Das Set geht los mit “Vatertag”, dem mutmaßlich besten Song von Augn, der mit seinem fies gegrölten “Was darf man eigentlich noch?!” genau den richtigen Ton aus Wut, Frust und Amüsement trifft, den man anlässlich all der Sauerstoffdiebe da draußen so gerne hört. Und kein Zweifel: Auch Augn haben Feindbilder. Im Grunde dreht sich sogar ihr ganzes Album darum, mal mehr und mal weniger augenzwinkernd. Im Publikum macht sich ein großes Lächeln breit; offenbar tritt hier ein Humor zutage, der gut ankommt. Augn ledern gegen Tinder-Dates, Bitcoin-Yuppies, Berghain-Besucher, RTL-Gucker und Nicht-RTL-Gucker, Ossis, “Hippies” und “Akademiker”, allerdings in einer eher niederschwelligen Fasson, die man sich mit etwas anderer Musik und nur geringfügig verschobenem Fokus wohl auch auf irgendwelchen Atzenpartys vorstellen könnte. Liegende Ziele quasi, unterhaltsam, aber auch irrelevant.
Dass die Band gar nicht persönlich auf die Bühne kommt und nur durch eingespielte Roboter-Ansagen zwischen den Songs in Erscheinung tritt, gibt dem ganzen Event die Anmutung eines Kunst-Happenings mit experimentellem Charakter. Das auf die leere Bühne blickende Publikum, mehrmals als “Loser” und “Versager” tituliert, wird als vermeintliche Insider-Crowd hofiert, die halt ein bisschen auf beides steht: wissende Einbeziehung und sorgfältige Erniedrigung.
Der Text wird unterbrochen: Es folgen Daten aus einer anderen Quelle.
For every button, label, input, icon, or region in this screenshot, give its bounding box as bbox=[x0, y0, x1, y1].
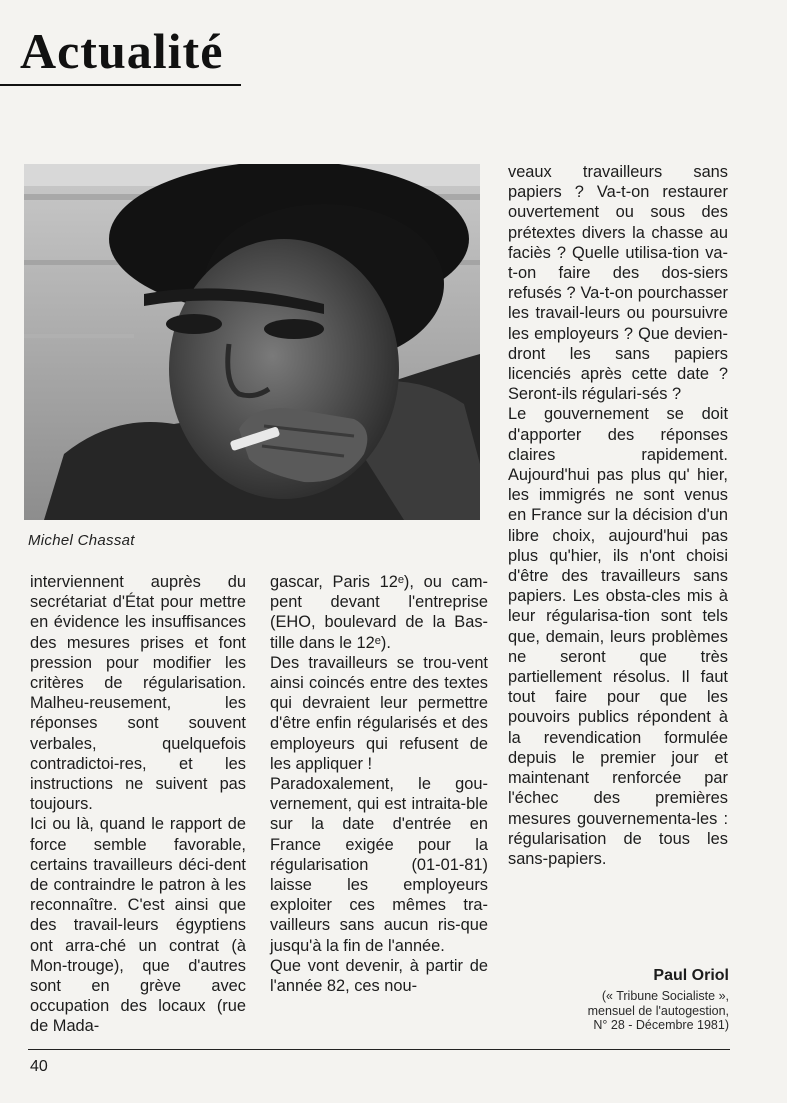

Die klassische Gangster-Rap-Klientel also eigentlich. Mit “Deutschrap ist tot” haben Augn sogar selbst einen Song zum Thema im Repertoire, in dem sie aber eher unsubtil und ziemlich genau drei Jahrzehnte nachträglich über die wohlerzogenen Stubenhocker-Rapper von damals herziehen. Das andere, spannendere Thema, das bei Augn aber halt auch immer im Orbit schwebt, ist Geld bzw. Kapitalismus bzw. die Ahnung, dass es letzten Endes nicht Musikgeschmack, Humorverständnis oder generell Stilfragen sind, die einen zum “Versager” machen. Wenn man sich an den linken Spießern mit dem Festgeldkonto erst einmal abgearbeitet hat, dürfte es an dieser Stelle richtig interessant werden.